Of course, I know there is nothing new under the sun (least of all that phrase!). I was at the library reading picture books tonight, and just happened to read not one, but two, stories about parents who eventually learn to love playing in the mud, as their children do (The Piggy in the Puddle by Charlotte Pomerantz and Mrs. Potter's Pig by Phyllis Root). That also happens to be the approximate plot of my rhyming story Holly McPolly McDolly McBean, published in Half-Price Books' Say Good Night to Illiteracy anthology in 2001. Though my story is about grass, not mud, and doesn't have any pigs in it... (Or any other animals, though I actually pictured Holly as a rabbit, since I had a rabbit named Holly!) Still, I had hoped to have this food-on-a-stick novel finished and submitted years ago (even had an invitation to submit it in 2002), so it drives me crazy to see this show coming out now, while my novel is still far from done.
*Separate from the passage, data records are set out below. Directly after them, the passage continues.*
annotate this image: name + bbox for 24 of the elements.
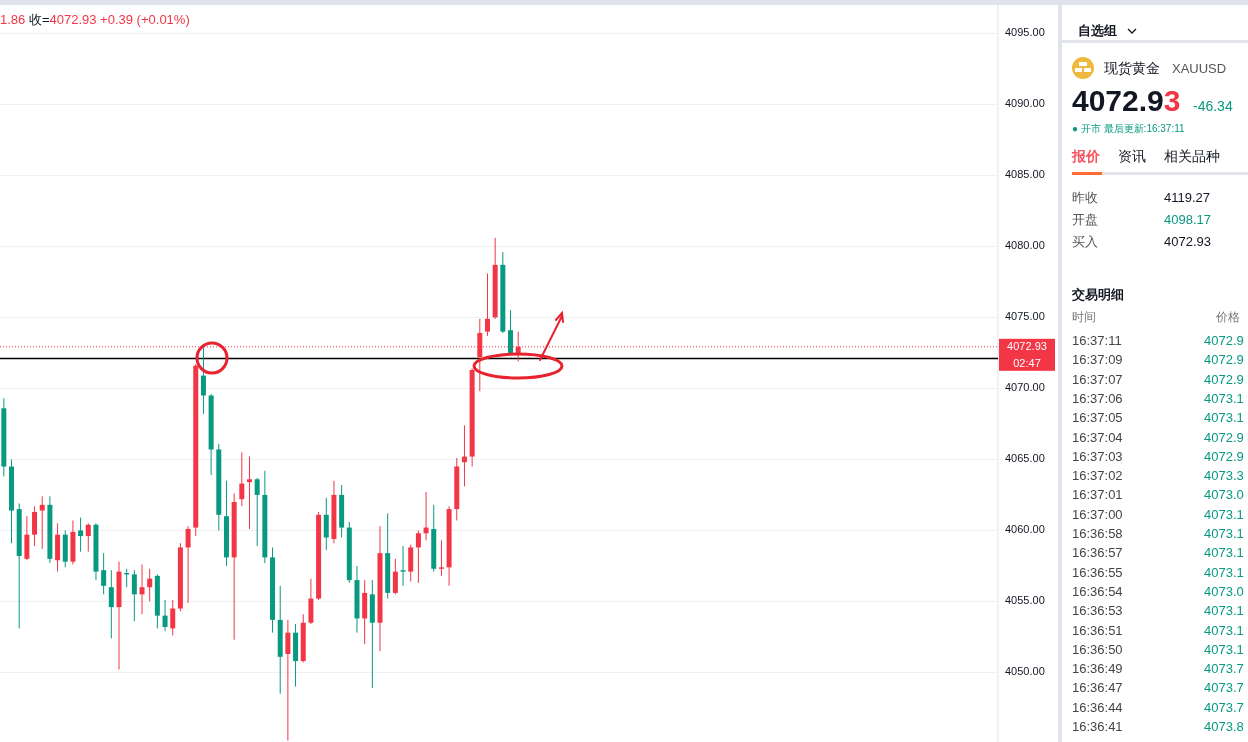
cell: 4073.3: [1204, 468, 1244, 484]
cell: 4073.1: [1204, 506, 1244, 522]
cell: 4073.0: [1204, 487, 1244, 503]
cell: 4073.1: [1204, 545, 1244, 561]
annotation: 1.86 收=4072.93 +0.39 (+0.01%): [0, 12, 190, 27]
cell: 4073.8: [1204, 719, 1244, 734]
cell: 4073.1: [1204, 390, 1244, 406]
cell: 4072.9: [1204, 371, 1244, 387]
cell: 4072.9: [1204, 448, 1244, 464]
cell: 4073.7: [1204, 661, 1244, 677]
cell: 4073.1: [1204, 564, 1244, 580]
cell: 4073.0: [1204, 583, 1244, 599]
title: 自选组: [1078, 23, 1117, 38]
cell: 4073.1: [1204, 622, 1244, 638]
cell: 4073.1: [1204, 603, 1244, 619]
cell: 4073.7: [1204, 680, 1244, 696]
cell: 4072.9: [1204, 429, 1244, 445]
cell: 4072.9: [1204, 352, 1244, 368]
title: 交易明细: [1072, 287, 1124, 302]
cell: 4073.1: [1204, 526, 1244, 541]
cell: 4073.1: [1204, 641, 1244, 657]
cell: 4072.9: [1204, 333, 1244, 348]
cell: 4073.1: [1204, 410, 1244, 426]
cell: 4073.7: [1204, 699, 1244, 715]
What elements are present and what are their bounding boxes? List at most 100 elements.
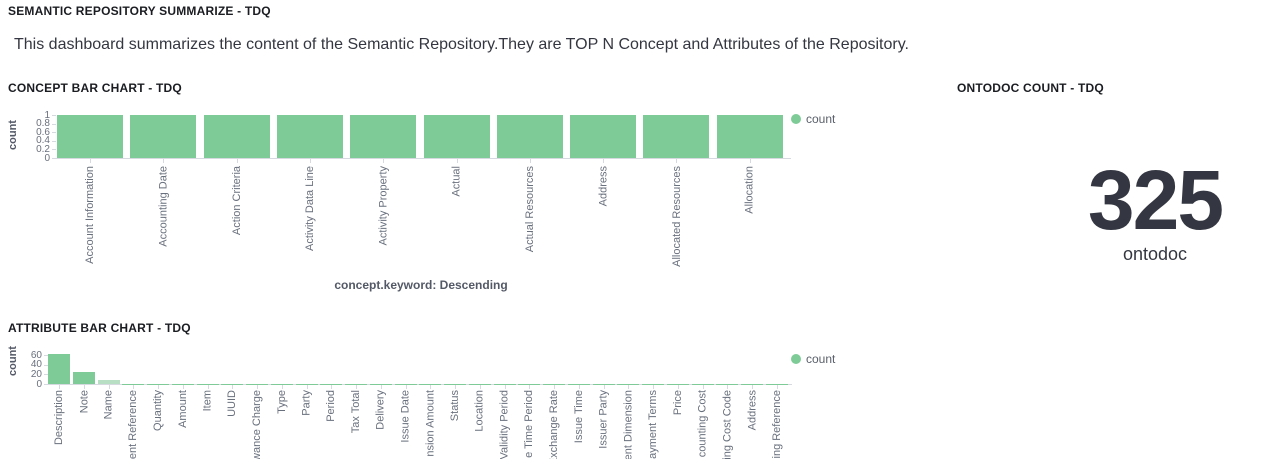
x-axis-tick-mark xyxy=(504,385,506,389)
x-axis-tick-label: nsion Amount xyxy=(424,390,437,457)
x-axis-tick-mark xyxy=(677,385,679,389)
x-axis-tick-mark xyxy=(752,385,753,389)
x-axis-tick-mark xyxy=(182,385,184,389)
legend-label: count xyxy=(806,112,836,126)
concept-bar[interactable] xyxy=(643,115,710,158)
y-axis-tick-mark xyxy=(52,158,56,159)
y-axis-tick-mark xyxy=(52,132,56,134)
x-axis-tick-label: Issuer Party xyxy=(597,390,610,449)
concept-bar[interactable] xyxy=(203,115,270,158)
x-axis-tick-label: counting Cost xyxy=(696,390,709,458)
concept-bar[interactable] xyxy=(716,115,783,158)
x-axis-tick-mark xyxy=(676,159,678,163)
legend-dot-icon xyxy=(791,354,801,364)
y-axis-tick-label: 20 xyxy=(30,368,42,380)
ontodoc-count-value: 325 xyxy=(1087,153,1224,247)
x-axis-tick-mark xyxy=(236,159,238,163)
x-axis-tick-mark xyxy=(749,159,751,163)
x-axis-tick-mark xyxy=(529,385,531,389)
x-axis-tick-label: Address xyxy=(746,390,758,431)
x-axis-tick-mark xyxy=(380,385,382,389)
x-axis-tick-label: ling Reference xyxy=(770,390,783,459)
legend-item[interactable]: count xyxy=(791,352,835,366)
concept-bar[interactable] xyxy=(130,115,197,158)
x-axis-tick-label: Period xyxy=(325,390,338,422)
concept-bar[interactable] xyxy=(423,115,490,158)
x-axis-tick-label: ing Cost Code xyxy=(721,390,734,459)
y-axis-tick-mark xyxy=(52,140,56,142)
x-axis-tick-label: wance Charge xyxy=(251,390,263,459)
x-axis-tick-label: Note xyxy=(77,390,90,414)
x-axis-tick-mark xyxy=(306,385,308,389)
y-axis-title: count xyxy=(7,346,19,376)
concept-bar[interactable] xyxy=(276,115,343,158)
x-axis-tick-label: Allocation xyxy=(743,166,756,214)
x-axis-tick-label: Activity Data Line xyxy=(303,166,316,251)
x-axis-tick-mark xyxy=(603,385,605,389)
x-axis-tick-label: Location xyxy=(473,390,486,432)
y-axis-tick-label: 0 xyxy=(36,378,42,390)
x-axis-tick-mark xyxy=(133,385,135,389)
concept-bar[interactable] xyxy=(570,115,637,158)
x-axis-tick-mark xyxy=(59,385,60,389)
y-axis-tick-label: 0.2 xyxy=(36,143,50,155)
x-axis-tick-mark xyxy=(405,385,407,389)
x-axis-tick-label: Tax Total xyxy=(350,390,362,434)
legend-item[interactable]: count xyxy=(791,112,835,126)
x-axis-tick-mark xyxy=(628,385,630,389)
x-axis-tick-mark xyxy=(281,385,283,389)
x-axis-tick-label: Address xyxy=(597,166,610,207)
x-axis-tick-label: Activity Property xyxy=(377,166,390,246)
x-axis-tick-label: Name xyxy=(102,390,115,420)
y-axis-tick-label: 0.4 xyxy=(36,135,50,147)
x-axis-tick-mark xyxy=(653,385,654,389)
y-axis-tick-mark xyxy=(52,123,56,125)
x-axis-tick-label: Issue Time xyxy=(572,390,585,444)
x-axis-tick-label: Validity Period xyxy=(498,390,511,459)
y-axis-tick-mark xyxy=(44,374,48,376)
x-axis-tick-label: Item xyxy=(201,390,214,412)
attribute-bar[interactable] xyxy=(48,353,70,384)
ontodoc-count-label: ontodoc xyxy=(1122,244,1188,264)
ontodoc-metric: 325 ontodoc xyxy=(1005,158,1266,265)
x-axis-tick-mark xyxy=(529,159,531,163)
x-axis-tick-label: Type xyxy=(275,390,288,414)
x-axis-tick-mark xyxy=(257,385,258,389)
x-axis-tick-mark xyxy=(207,385,209,389)
x-axis-tick-label: Price xyxy=(671,390,684,416)
legend-dot-icon xyxy=(791,114,801,124)
y-axis-tick-label: 60 xyxy=(30,349,42,361)
x-axis-tick-label: Exchange Rate xyxy=(548,390,560,459)
x-axis-tick-label: Quantity xyxy=(152,390,164,431)
attribute-chart-title: ATTRIBUTE BAR CHART - TDQ xyxy=(8,321,191,335)
y-axis-tick-label: 40 xyxy=(30,359,42,371)
x-axis-title: concept.keyword: Descending xyxy=(334,278,508,292)
x-axis-tick-label: ayment Terms xyxy=(647,390,659,459)
x-axis-tick-mark xyxy=(90,159,91,163)
x-axis-tick-mark xyxy=(356,385,357,389)
x-axis-tick-mark xyxy=(479,385,481,389)
x-axis-tick-mark xyxy=(83,385,85,389)
concept-bar[interactable] xyxy=(496,115,563,158)
y-axis-title: count xyxy=(7,120,19,150)
x-axis-tick-mark xyxy=(456,159,458,163)
x-axis-tick-label: Allocated Resources xyxy=(670,166,683,267)
attribute-bar[interactable] xyxy=(97,380,120,384)
y-axis-tick-mark xyxy=(44,364,48,366)
x-axis-tick-label: Account Information xyxy=(84,166,96,264)
x-axis-line xyxy=(46,384,792,385)
x-axis-tick-mark xyxy=(383,159,385,163)
concept-bar-chart: 0 0.2 0.4 0.6 0.8 1 count Account Information Ac… xyxy=(0,100,850,322)
concept-bar[interactable] xyxy=(350,115,417,158)
x-axis-tick-label: Accounting Date xyxy=(157,166,170,247)
y-axis-tick-mark xyxy=(44,355,48,356)
attribute-bar[interactable] xyxy=(72,372,95,384)
concept-bar[interactable] xyxy=(57,115,123,158)
x-axis-tick-label: Actual Resources xyxy=(523,166,536,253)
y-axis-tick-mark xyxy=(44,384,48,385)
x-axis-tick-mark xyxy=(158,385,159,389)
x-axis-tick-mark xyxy=(309,159,311,163)
x-axis-tick-label: ent Reference xyxy=(127,390,140,459)
y-axis-tick-label: 0 xyxy=(44,152,50,164)
x-axis-tick-label: ent Dimension xyxy=(622,390,635,459)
As it is, I've been toying with changing the whole tone of the novel before I continue writing.
Earlier today I decided to change the format of my journal archives from weekly to monthly, and to put them in reverse chronological order instead of chronological (not a standard Blogger option). Simple, right? For some reason it took hours to get all the formatting right. I'm starting to think I could use an update of the basic HTML skills I learned in 1995! I created my writing site with Netscape Composer the first time, but ever since I've kept it updated just by editing the HTML, and I don't think I've even learned any new HTML since HTML 1.0. I'm surprised it still works at all anymore! Today I had to tweak Javascript and it would have been nice if I'd had a halfway decent idea of what I was doing. But it oddly seems easier to me to just edit the HTML than to have to learn a web design program.